Cargiani, tutto ciò che riguarda il cibo e la tavola è sempre più al centro dell’interesse collettivo, e i consumatori cercano di essere sempre più informati in materia. L’informazione globalizzata vuol dire vantaggi e svantaggi, opportunità e “trappole”, dati e notizie oneste e corrette ma anche “bufale” e finzioni… Come ci si deve regolare?
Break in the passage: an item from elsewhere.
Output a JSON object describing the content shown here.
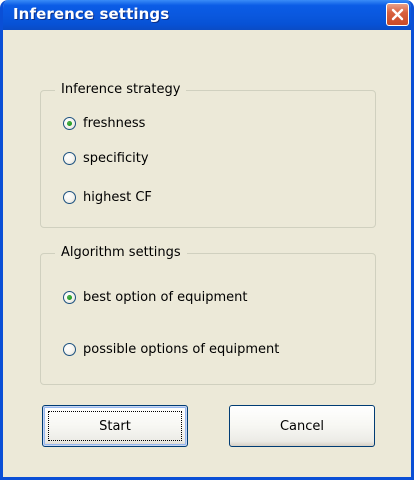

“L’interesse mediatico che ha ormai investito il cibo e la tavola ha scatenato gli appetiti delle grandi aziende e fatto nascere professioni alquanto discutibili, quale quella degli influencer. L’accesso alle informazioni a cui faceva cenno è di per sé un fatto positivo, ma presenta tante insidie. Spesso i contenuti proposti sono viziati da logiche commerciali, cosa deontologicamente alquanto discutibile, addirittura vietata per chi fa giornalismo. L’utente sovente pensa di informarsi quando invece non fa altro che fruire di uno spot mascherato, oppure si trova a leggere contenuti generati da chi non ha competenze per farlo grazie a piattaforme che purtroppo fanno il mercato. Chiedeva “come ci si deve regolare?”. La risposta è semplice: verificare le fonti e la loro autorevolezza, cercare di capire se ci sono logiche commerciali dietro ai contenuti e fare dei test a campione: quando abbiamo modo di parlare con i lettori durante le presentazioni o le fiere suggeriamo loro di leggere le schede dei ristoranti in guida in cui sono stati: se si ritrovano nelle nostre recensioni allora forse la guida fa al caso loro, altrimenti consigliamo di non acquistarla”.